ワンライナーキャンバス

 仮説検証活動の多様性を高める、これは自分が抱えている大きなテーマだ。プロダクトとして「何をつくるべきか」を探索する際に、権力の偏った役割を置くのは活動として分かりやすくはなるものの、自分たちで可能性の上限を置いてしまうことになる。何が選択として妥当なのか判断し難いだけに「判断を下す役割」を置くと意思決定が格段にやりやすくなる。その分、プロダクトチームとしての意思決定はその役割に大きく依存することになる。

 そうしたフォーメーションでひとまず最初の形作りを行おう、その後で実地検証によってプロダクトを適応させていこうという作戦はもちろんある。だが、多くの場合最初に置いたフォーメーションを崩すことはできないだろう。分かりやすい運用は、それだけ人に現状からの重力を与えることになる。

 ゆえに、役割による調整ではなく、チーム活動の中心に仮説検証を置き、皆が参画し、学びを同じくとしプロダクト作りを進めていく在り方を模索する。これが冒頭で掲げた「仮説検証活動の多様性を高める」というテーマ設定だ。誰か1人に仮説検証活動を委ねるのではなく、チームで担う。このためにはまず、仮説の構造を見える化する必要がある。誰かの頭の中にのみある。あるいはそれぞれの頭の中にある。という状態では、「学びを同じくとする」ことはできない。チームとしての意思決定をまとめることもできないだろう。

 仮説検証活動にチームの皆が参画するためには、一つチームの基準を明確にしなければならない。そのための手段として「仮説キャンバス」を挙げる。


 こうしてまずはチームで持つ仮説構造を一つ固める。何を見ているかが一致すれば、意見の的を絞ることになり、活動が噛合やすくなる。

 この見える化は一歩であるものの、その一方で、仮説キャンバスをファーストに置いた進め方は現場によっては難易度が高いということも理解できる。キャンバスの内容は論理性に基づく。ロジカルに考えることに慣れていなければ、取り掛かりづらく感じてしまうだろう。結果として仮説検証に参画する敷居を高めてしまう。

 仮説キャンバスにいきなりとりかかるのが難しく感じるようであれば、もう少し構造を小さく捉えることからはじめても良い。ワンライナーキャンバスのように。

 これだけでも、仮説の構造として最小限つかめることになる。

 思うに、仮説検証の多様化のためには「段階の設計」が欠かせない。これは仮説検証に限った話ではなく、アジャイルの実践にあたっても同様だ。いきなり理想とされる形から入っていくにはハレーションが大きくなる。どのような段階を置いて理想に辿り着くのか、その傾きが無謀すぎないかといった構想をチームで描くようにする。まずは、ワンライナーから各自で始めて、やがて仮説キャンバスを描くようにするといった具合だ。チームの練度に応じて、この段階をもっと刻んでも構わない(キャンバスの描くエリアを絞るなど)。

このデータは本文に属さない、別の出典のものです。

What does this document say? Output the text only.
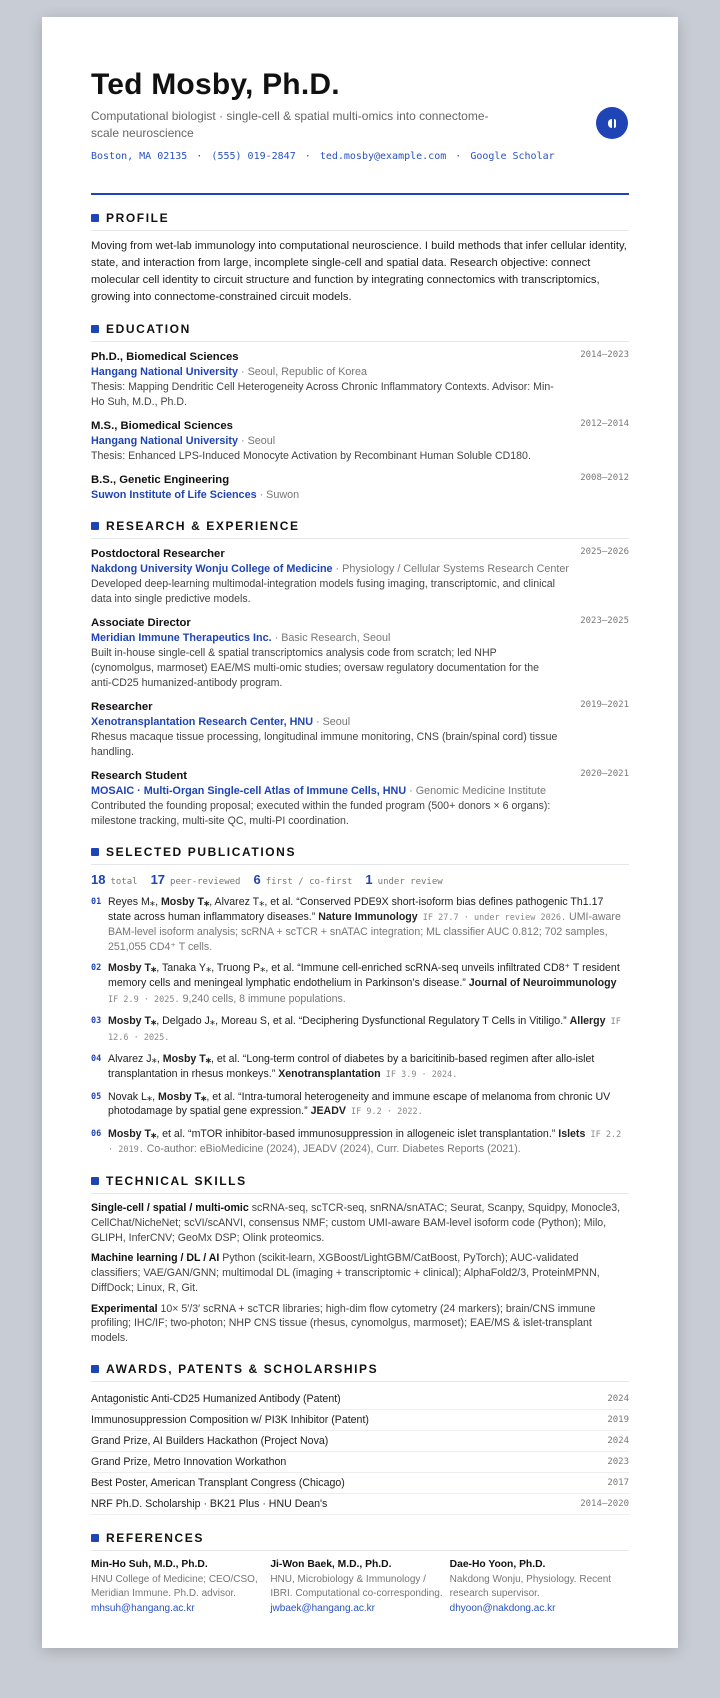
Ted Mosby, Ph.D.
Computational biologist · single-cell & spatial multi-omics into connectome-scale neuroscience
Boston, MA 02135 · (555) 019-2847 · ted.mosby@example.com · Google Scholar
PROFILE
Moving from wet-lab immunology into computational neuroscience. I build methods that infer cellular identity, state, and interaction from large, incomplete single-cell and spatial data. Research objective: connect molecular cell identity to circuit structure and function by integrating connectomics with transcriptomics, growing into connectome-constrained circuit models.
EDUCATION
Ph.D., Biomedical Sciences	2014–2023
Hangang National University · Seoul, Republic of Korea
Thesis: Mapping Dendritic Cell Heterogeneity Across Chronic Inflammatory Contexts. Advisor: Min-Ho Suh, M.D., Ph.D.
M.S., Biomedical Sciences	2012–2014
Hangang National University · Seoul
Thesis: Enhanced LPS-Induced Monocyte Activation by Recombinant Human Soluble CD180.
B.S., Genetic Engineering	2008–2012
Suwon Institute of Life Sciences · Suwon
RESEARCH & EXPERIENCE
Postdoctoral Researcher	2025–2026
Nakdong University Wonju College of Medicine · Physiology / Cellular Systems Research Center
Developed deep-learning multimodal-integration models fusing imaging, transcriptomic, and clinical data into single predictive models.
Associate Director	2023–2025
Meridian Immune Therapeutics Inc. · Basic Research, Seoul
Built in-house single-cell & spatial transcriptomics analysis code from scratch; led NHP (cynomolgus, marmoset) EAE/MS multi-omic studies; oversaw regulatory documentation for the anti-CD25 humanized-antibody program.
Researcher	2019–2021
Xenotransplantation Research Center, HNU · Seoul
Rhesus macaque tissue processing, longitudinal immune monitoring, CNS (brain/spinal cord) tissue handling.
Research Student	2020–2021
MOSAIC · Multi-Organ Single-cell Atlas of Immune Cells, HNU · Genomic Medicine Institute
Contributed the founding proposal; executed within the funded program (500+ donors × 6 organs): milestone tracking, multi-site QC, multi-PI coordination.
SELECTED PUBLICATIONS
18 total 17 peer-reviewed 6 first / co-first 1 under review
01 Reyes M⁎, Mosby T⁎, Alvarez T⁎, et al. “Conserved PDE9X short-isoform bias defines pathogenic Th1.17 state across human inflammatory diseases.” Nature Immunology IF 27.7 · under review 2026. UMI-aware BAM-level isoform analysis; scRNA + scTCR + snATAC integration; ML classifier AUC 0.812; 702 samples, 251,055 CD4⁺ T cells.
02 Mosby T⁎, Tanaka Y⁎, Truong P⁎, et al. “Immune cell-enriched scRNA-seq unveils infiltrated CD8⁺ T resident memory cells and meningeal lymphatic endothelium in Parkinson’s disease.” Journal of Neuroimmunology IF 2.9 · 2025. 9,240 cells, 8 immune populations.
03 Mosby T⁎, Delgado J⁎, Moreau S, et al. “Deciphering Dysfunctional Regulatory T Cells in Vitiligo.” Allergy IF 12.6 · 2025.
04 Alvarez J⁎, Mosby T⁎, et al. “Long-term control of diabetes by a baricitinib-based regimen after allo-islet transplantation in rhesus monkeys.” Xenotransplantation IF 3.9 · 2024.
05 Novak L⁎, Mosby T⁎, et al. “Intra-tumoral heterogeneity and immune escape of melanoma from chronic UV photodamage by spatial gene expression.” JEADV IF 9.2 · 2022.
06 Mosby T⁎, et al. “mTOR inhibitor-based immunosuppression in allogeneic islet transplantation.” Islets IF 2.2 · 2019. Co-author: eBioMedicine (2024), JEADV (2024), Curr. Diabetes Reports (2021).
TECHNICAL SKILLS
Single-cell / spatial / multi-omic scRNA-seq, scTCR-seq, snRNA/snATAC; Seurat, Scanpy, Squidpy, Monocle3, CellChat/NicheNet; scVI/scANVI, consensus NMF; custom UMI-aware BAM-level isoform code (Python); Milo, GLIPH, InferCNV; GeoMx DSP; Olink proteomics.
Machine learning / DL / AI Python (scikit-learn, XGBoost/LightGBM/CatBoost, PyTorch); AUC-validated classifiers; VAE/GAN/GNN; multimodal DL (imaging + transcriptomic + clinical); AlphaFold2/3, ProteinMPNN, DiffDock; Linux, R, Git.
Experimental 10× 5′/3′ scRNA + scTCR libraries; high-dim flow cytometry (24 markers); brain/CNS immune profiling; IHC/IF; two-photon; NHP CNS tissue (rhesus, cynomolgus, marmoset); EAE/MS & islet-transplant models.
AWARDS, PATENTS & SCHOLARSHIPS
Antagonistic Anti-CD25 Humanized Antibody (Patent)	2024
Immunosuppression Composition w/ PI3K Inhibitor (Patent)	2019
Grand Prize, AI Builders Hackathon (Project Nova)	2024
Grand Prize, Metro Innovation Workathon	2023
Best Poster, American Transplant Congress (Chicago)	2017
NRF Ph.D. Scholarship · BK21 Plus · HNU Dean's	2014–2020
REFERENCES
Min-Ho Suh, M.D., Ph.D.
HNU College of Medicine; CEO/CSO, Meridian Immune. Ph.D. advisor.
mhsuh@hangang.ac.kr
Ji-Won Baek, M.D., Ph.D.
HNU, Microbiology & Immunology / IBRI. Computational co-corresponding.
jwbaek@hangang.ac.kr
Dae-Ho Yoon, Ph.D.
Nakdong Wonju, Physiology. Recent research supervisor.
dhyoon@nakdong.ac.kr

 大切なことは、こうした段階を青写真として初期段階で描くもののそれはあくまで最初の見立てであるという認識でいることだ。段階が進めば、次に進む階段として最初に描いたものとは違うものが見えてくる場合がある。現実に捉えられることこそ、次に進むための手がかりだ。最初の構想で自分たちを縛り上げないようにしたい。